Bad news is you'll have to buy a new burner (we'll bet they will probably do both +/-) and they will cost a little more. Media? It will probably be about twice the cost of your standard single layer disc and prices probably won't drop for four-six months. More importantly it will probably be in short supply for 4-6 months as media producers improve and speed their manufacturing processes and procedures.

The Next Round

We wish we could say the next generation technology was proceeding smoothly but it isn't. We shouldn't worry about it other than know it is on the horizon. Think two to four years…honest!

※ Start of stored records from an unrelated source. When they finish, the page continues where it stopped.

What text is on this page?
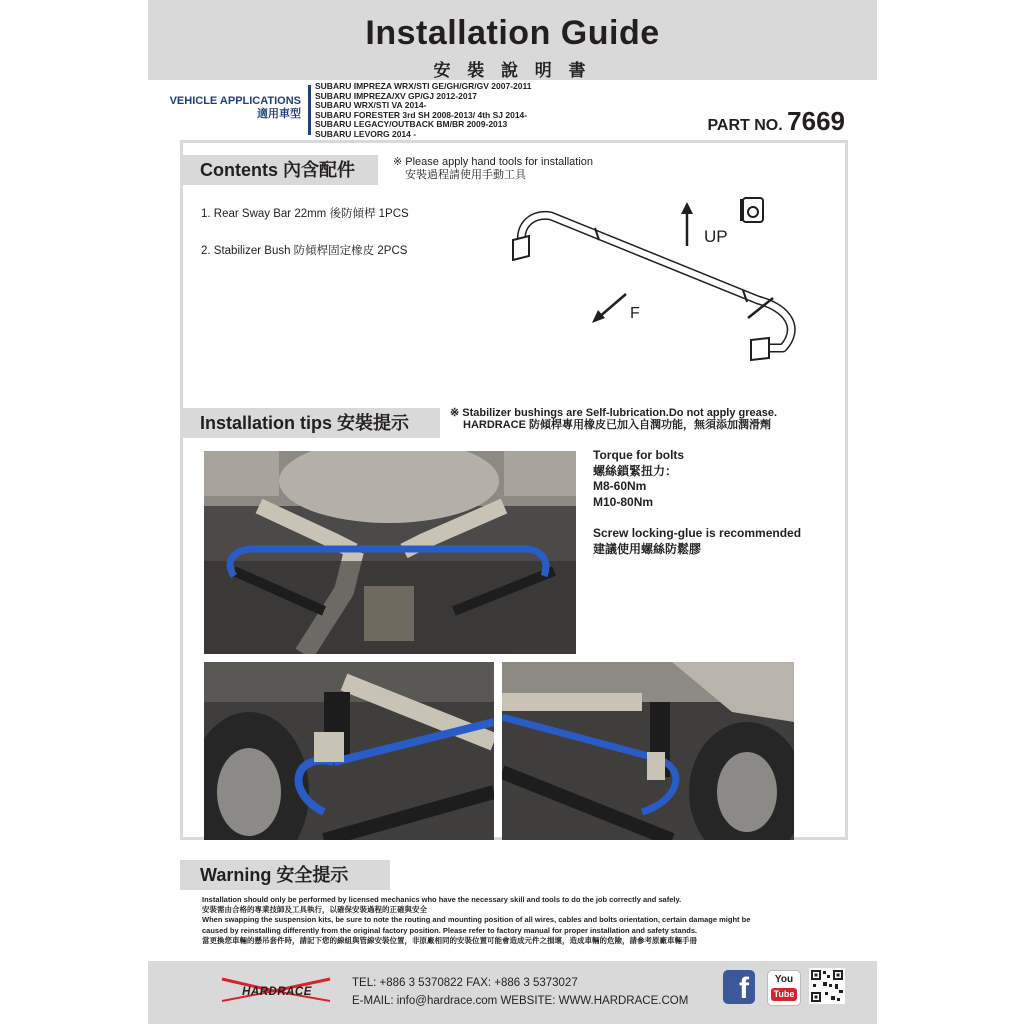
Installation Guide
安 裝 說 明 書
VEHICLE APPLICATIONS
適用車型
SUBARU IMPREZA WRX/STI GE/GH/GR/GV 2007-2011
SUBARU IMPREZA/XV GP/GJ 2012-2017
SUBARU WRX/STI VA 2014-
SUBARU FORESTER 3rd SH 2008-2013/ 4th SJ 2014-
SUBARU LEGACY/OUTBACK BM/BR 2009-2013
SUBARU LEVORG 2014 -	PART NO. 7669
Contents 內含配件	※ Please apply hand tools for installation
安裝過程請使用手動工具
1. Rear Sway Bar 22mm 後防傾桿 1PCS
2. Stabilizer Bush 防傾桿固定橡皮 2PCS
UP
F
Installation tips 安裝提示	※ Stabilizer bushings are Self-lubrication.Do not apply grease.
HARDRACE 防傾桿專用橡皮已加入自潤功能，無須添加潤滑劑
Torque for bolts
螺絲鎖緊扭力：
M8-60Nm
M10-80Nm
Screw locking-glue is recommended
建議使用螺絲防鬆膠
Warning 安全提示
Installation should only be performed by licensed mechanics who have the necessary skill and tools to do the job correctly and safely.
安裝需由合格的專業技師及工具執行，以確保安裝過程的正確與安全
When swapping the suspension kits, be sure to note the routing and mounting position of all wires, cables and bolts orientation, certain damage might be
caused by reinstalling differently from the original factory position. Please refer to factory manual for proper installation and safety stands.
當更換您車輛的懸吊套件時，請記下您的線組與管線安裝位置，非原廠相同的安裝位置可能會造成元件之損壞，造成車輛的危險，請參考原廠車輛手冊
HARDRACE
TEL: +886 3 5370822 FAX: +886 3 5373027
E-MAIL: info@hardrace.com WEBSITE: WWW.HARDRACE.COM	f	You
Tube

The big deal is that there are two camps (again) Blu-Ray is in one corner of the ring and AOD or HD DVD in the other. The trainers and backers of Blu-Ray are 10 leading CE manufacturers. In HD DVD's corner there are NEC, Toshiba and nominally the DVD Forum.

Blu-Ray seems to be ahead in the judges eyes right now with a capacity improvement of 23-27GB (enough for 133 min of HDTV), expensive products that are shipping in Japan already and a roadmap for double layer capacities of 46-54GB.

But HD DVD gives you a capacity improvement of 20GB rewritable and 15GB for ROM. It retains the same media thickness and basic technology approach so they argue it will be easy for media manufacturers to move up to HD DVD disc production. Oh yes Hollywood prefers this or did we forget to mention this little "fact!"

SO???

The big questions are do consumers really care about the added capacity if it will be at a substantial premium and will require a new generation of players for playback?

Doubtful given that you can get superior video quality with today's DVD technology. In addition, the market for today's lower and lower priced DVD burners/media is far from saturated. Incremental capacity and quality improvements are still being made without having to replace everything in your home.

The new format battle is again all about who is going to get the biggest piece of the intellectual property pie (royalty dollars) when the next generation technology becomes a mass-market solution. While the sides play one ups-manship and struggle to be king of the hill most of us consumers will do exactly what we did when the DVD "differences" first began…"we'll wait and see."

We'll be delighted to buy one of the new DVD burners for around $100 - $200 (single or double layer). We'll have plenty of them to choose from also because it is estimated more than 50 million burners will be produced this year (most dual format). We'll buy inexpensive CD media to write 30 minute videos that will play anywhere, 2 hour videos on DVDR (+/-) that will be economic and perhaps be one of the early adopters of double layer burners/discs just to be ahead of your neighbors/friends.

There's too much fog around the blue-ray technology issue. Beside, you have to put in your home network and your entertainment center solution. That will keep you busy and happy until "they" decide where storage goes next.